Hans Schneiderhoehn, German geologist, studied geology and mineralogy at the universities in Freiburg im Breisgau, Muenchen, and especially in Giessen under the petrologist F.W. Erich Kaiser*, graduating as Doctor of Philosophy (Dr Phil) at the Justus Liebig University, Giessen in 1909. After a short period as assistant to professor Kaiser he became an assistant at the University of Berlin. Just before the outbreak of World War 1 (1914-1918) he became the mineralogist for the Tsumeb mine in German South West Africa (now Namibia). As a result of the war he had to remain in the territory and continued his study of the geology and ore deposits of the mine and the Otavi Mountains in general for the Otavi Minen- und Eisenbahn-Gesellschaft. He made careful studies of the primary mineral content of the Tsumeb deposit and its relation to secondary mineral enrichment. In the process he discovered the mineral now known as germanite, a copper-germanium-iron-sulphide. He made important observations of the unusual oxidation minerals of Tsumeb and the petrology of the Otavi highlands. With Ernst Reuning* he also explored ore deposits in other parts of the territory.

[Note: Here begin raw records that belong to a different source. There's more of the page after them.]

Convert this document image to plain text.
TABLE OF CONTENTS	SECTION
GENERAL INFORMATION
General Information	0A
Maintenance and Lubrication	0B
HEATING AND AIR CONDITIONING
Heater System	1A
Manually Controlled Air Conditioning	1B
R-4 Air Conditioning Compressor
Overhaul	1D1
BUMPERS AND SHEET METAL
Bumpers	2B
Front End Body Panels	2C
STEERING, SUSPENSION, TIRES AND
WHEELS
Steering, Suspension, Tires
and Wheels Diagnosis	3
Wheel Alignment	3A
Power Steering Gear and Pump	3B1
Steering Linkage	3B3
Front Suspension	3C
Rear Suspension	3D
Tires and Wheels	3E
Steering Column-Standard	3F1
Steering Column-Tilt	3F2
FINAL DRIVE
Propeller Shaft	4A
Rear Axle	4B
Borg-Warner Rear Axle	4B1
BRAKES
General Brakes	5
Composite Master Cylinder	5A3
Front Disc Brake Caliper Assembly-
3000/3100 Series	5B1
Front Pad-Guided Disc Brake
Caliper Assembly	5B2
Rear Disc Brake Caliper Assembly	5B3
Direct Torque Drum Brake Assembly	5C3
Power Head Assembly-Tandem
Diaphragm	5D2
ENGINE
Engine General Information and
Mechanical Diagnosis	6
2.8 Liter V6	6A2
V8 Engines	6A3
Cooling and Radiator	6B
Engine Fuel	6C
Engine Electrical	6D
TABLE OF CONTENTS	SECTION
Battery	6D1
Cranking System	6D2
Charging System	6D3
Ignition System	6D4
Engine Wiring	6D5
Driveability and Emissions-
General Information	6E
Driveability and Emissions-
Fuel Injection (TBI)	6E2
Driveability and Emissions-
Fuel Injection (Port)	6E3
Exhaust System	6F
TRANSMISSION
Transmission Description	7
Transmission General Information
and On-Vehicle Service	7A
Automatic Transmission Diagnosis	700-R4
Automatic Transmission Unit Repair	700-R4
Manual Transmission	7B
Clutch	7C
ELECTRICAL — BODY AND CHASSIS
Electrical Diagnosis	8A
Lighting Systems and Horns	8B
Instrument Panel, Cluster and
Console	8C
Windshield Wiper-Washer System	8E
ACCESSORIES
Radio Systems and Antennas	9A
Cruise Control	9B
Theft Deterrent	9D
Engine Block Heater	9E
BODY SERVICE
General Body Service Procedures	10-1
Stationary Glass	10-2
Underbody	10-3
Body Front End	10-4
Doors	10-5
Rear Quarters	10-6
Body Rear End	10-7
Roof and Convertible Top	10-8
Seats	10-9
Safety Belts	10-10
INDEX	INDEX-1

Schneiderhoehn's work in Namibia was published in Germany in, among others, Die Erzlagerstaetten des Otaviberglandes, Deutsch-Suedwestafrika (The ore deposits of the Otavi Highlands, German South West Africa; Halle, 1921, 48p.) and papers on the sulphide ores of Tsumeb mine (1919, 1920), the occurrence of asphalt in the Fish River Sandstone in the south of the territory (1919), the geology and ore deposits of the Otavi Highlands (1920, 1921, 1929, 1958), geological research and travels in South West Africa during 1914-1919 (1920), and a brief note on the large meteorite at Hoba-West in the Otavi Mountains (1931). His publications on the geology of South Africa included Minaralische Bodenschaetze im suedlichen Afrika (Mineral wealth in southern Africa; Berlin, 1931), two papers on his microscopic studies of the platinum containing minerals of the Bushveld Igneous Complex (1929), and a paper on the mineral composition of the manganese ores at Postmansburg in Griqualand West (1931).
After the conclusion of World War 1 Schneiderhoehn returned to Germany and was inaugurated as a lecturer at the University of Frankfurt. In 1920 he was appointed as professor of geology at the Justus Liebig University and four years later moved to the Technische Hochschule (Technical University) in Aachen. In 1926 he became professor and director of the Geological Institute of the Albert Ludwig University in Freiburg im Breisgau, positions he held until his retirement in 1955. After his retirement he settled in Soelden, in the Black Forest, where he continued his research. During his career he studied numerous ore deposits in Europe, Africa (including the copper ore deposits in Zambia), North America, and Turkey.
Schneiderhoehn' work dealt mainly with the origins of ore deposits, and with the development of methods for studying ores using a polarising microscope. His publications included some well-known textbooks and other major works, such as Lehrbuch der Erzmikroskopie (with P. Ramdohr, 1931-1934), Lehrbuch der erzlagerstaettenkunde (1941), Einfuehrung in die Kristallographie (1949), and Die Erzlagerstaetten der Erde (2 vols, 1958-1961).